Kontradiksi antara borjuasi dan proletariat semakin memanas bahkan dalam
konteks hubungan kenegaraan juga mengalami kontradiksi. Negara-negara maju
dibawah pimpinan Amerika Serikat merupakan negara kapitalis yang senantiasa
melakukan ekspansi bahkan sampai melakukan invasi terhadap negara-negara yang
sedang berkembang demi memuaskan hasrat mereka untuk dapat mengeksploitasi
segala macam sumber daya dan menjadikan pasar yang cukup baik, serta bertujuan
akhir mengakumulasikan modal mereka.
Pada masa sekarang dimana kapitalisme
tumbuh subur didalam maupun diluar negara kapitalis dan seiring dengan semakin
beradaptasinya paham ini dari keadaan kontemporer dan arus deras kritik yang
menghujatnya maka kapitalisme membuat aturan main melalui lembaga-lembaga resmi
internasional seperti WTO, IMF, dan World Bank yang tentu saja bertujuan untuk
memperpanjang masa waktu pengusaan atas dunia oleh sistem kapitalisme.

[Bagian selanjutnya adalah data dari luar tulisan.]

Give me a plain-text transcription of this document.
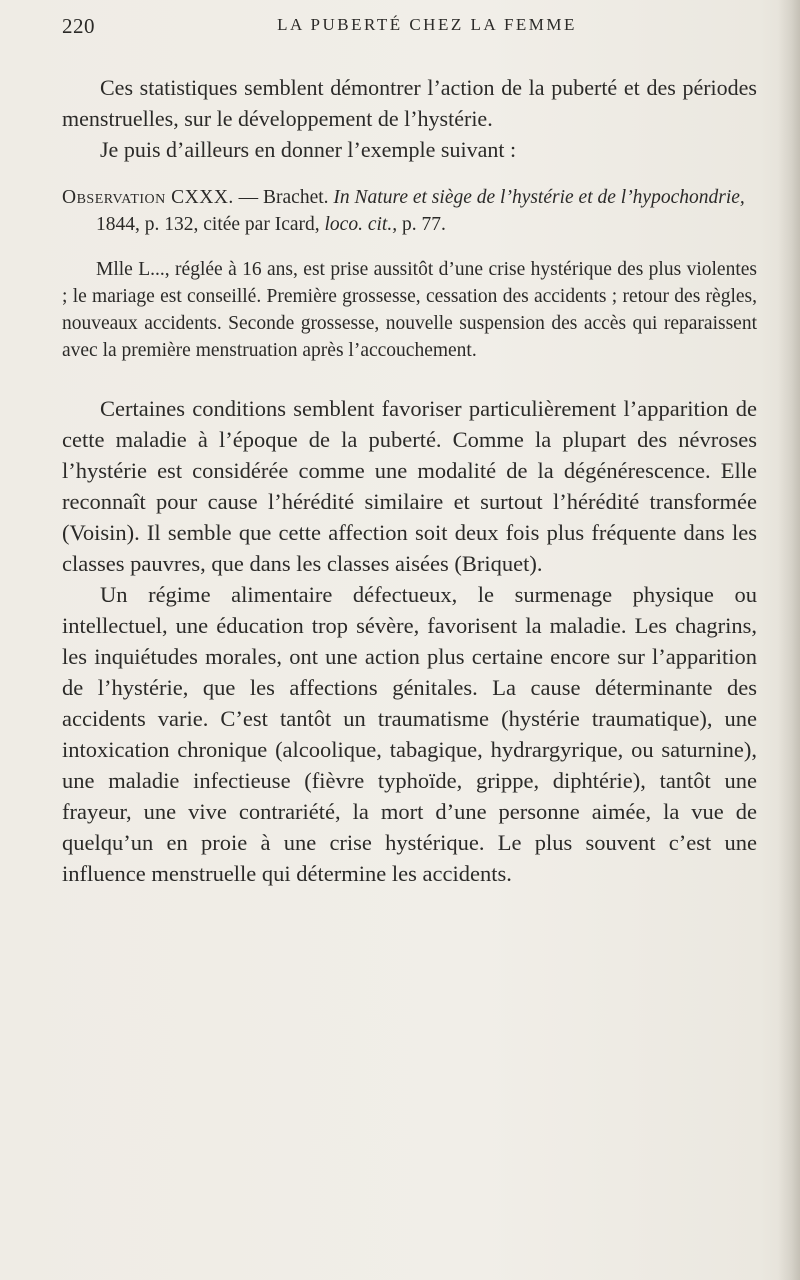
220	LA PUBERTÉ CHEZ LA FEMME

Ces statistiques semblent démontrer l’action de la puberté et des périodes menstruelles, sur le développement de l’hystérie.

Je puis d’ailleurs en donner l’exemple suivant :

Observation CXXX. — Brachet. In Nature et siège de l’hystérie et de l’hypochondrie, 1844, p. 132, citée par Icard, loco. cit., p. 77.

Mlle L..., réglée à 16 ans, est prise aussitôt d’une crise hystérique des plus violentes ; le mariage est conseillé. Première grossesse, cessation des accidents ; retour des règles, nouveaux accidents. Seconde grossesse, nouvelle suspension des accès qui reparaissent avec la première menstruation après l’accouchement.

Certaines conditions semblent favoriser particulièrement l’apparition de cette maladie à l’époque de la puberté. Comme la plupart des névroses l’hystérie est considérée comme une modalité de la dégénérescence. Elle reconnaît pour cause l’hérédité similaire et surtout l’hérédité transformée (Voisin). Il semble que cette affection soit deux fois plus fréquente dans les classes pauvres, que dans les classes aisées (Briquet).

Un régime alimentaire défectueux, le surmenage physique ou intellectuel, une éducation trop sévère, favorisent la maladie. Les chagrins, les inquiétudes morales, ont une action plus certaine encore sur l’apparition de l’hystérie, que les affections génitales. La cause déterminante des accidents varie. C’est tantôt un traumatisme (hystérie traumatique), une intoxication chronique (alcoolique, tabagique, hydrargyrique, ou saturnine), une maladie infectieuse (fièvre typhoïde, grippe, diphtérie), tantôt une frayeur, une vive contrariété, la mort d’une personne aimée, la vue de quelqu’un en proie à une crise hystérique. Le plus souvent c’est une influence menstruelle qui détermine les accidents.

Fenomena WTO adalah verifikasi empiris
terhadap gagasan–gagasan ekonomi liberal. Verifikasi ini akan membawa
konsekuensi pada konteks liberalism sebagai pandangan filsafat yang
dimanifestasikan dalam berbagai upaya yang bertajuk “liberalism perdagangan”.
Liberalisme merupakan sebuah ideology, pandangan filsafat, dan tradisi politik
yang berpegang pada kebebasan sebagai nilai politik yang primer. Liberalism memiliki akar pada era
Pencerahan Barat, namun sekarang sudah melingkupi berbagai pandangan politik
yang beragam. Secara umum, liberalism kontemporer bertujuan membela hak-hak
individu.
Pandangan ini bertujuan membentuk suatu
masyarakat yang karakternya memiliki kebebasan berpikir bagi individual dan
pembatasan kekuasaan, khususnya terhadap pemerintah dan agama. Selain itu, ada
rule of law, pendidikan bebas untuk masyarakat, dan kebebasan dalam melakukan
pertukaran pemikiran, kebebasan bagi korporasi swasta dalam konteks ekonomi
pasar, transparansi pemerintah dan perlindungan atas seluruh hak warga begara.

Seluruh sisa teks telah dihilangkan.